本記事では、最高の初回体験、そして高い継続利用率の維持に不可欠であるユーザー・オンボーディングの重要性とその秘訣を解き明かしました。

 

はじめに、「オンボーディングの定義と重要性」と「オンボーディングに含むべき要素」では、オンボーディングが重要とされる理由を4つの要素と共に紹介しました。

オンボーディングを設計する際には、オンボーディングのコアを形成する「バリュー・プロポジション(価値の提案)」と、「利用方法の説明」、「アカウント作成」、「データの収集」という3つのオプションを、サービスの特徴に応じて組み合わせることが大切です。

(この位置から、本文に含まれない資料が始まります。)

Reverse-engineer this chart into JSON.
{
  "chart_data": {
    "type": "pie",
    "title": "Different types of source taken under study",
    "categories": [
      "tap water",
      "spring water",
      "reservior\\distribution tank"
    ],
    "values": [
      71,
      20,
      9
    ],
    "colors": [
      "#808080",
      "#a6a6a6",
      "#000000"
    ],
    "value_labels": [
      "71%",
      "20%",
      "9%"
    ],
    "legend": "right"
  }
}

あくまで「ユーザー体験を高めるためにはどの項目が必要か」という目線に基づいたオンボーディング設計を心がけましょう。

 

次に、「4要素の『When』と『How』を設計する」及び各要素の説明では、いつどのようにオンボーディングの各要素を提示すべきか説明しました。

サービスの特性に合わせて、最善の施策とタイミングを組み合わせましょう。

 

具体的な事例を研究したい皆様には、本記事で紹介したSlackの事例や参考サイトの事例をご覧頂ければ幸いです。

 

繰り返しになりますが、オンボーディングはユーザー体験を高め、継続利用を促す上で非常に重要な役割を担います。

プロダクトのコア機能同様に、オンボーディング施策も絶えず改善を繰り返しましょう。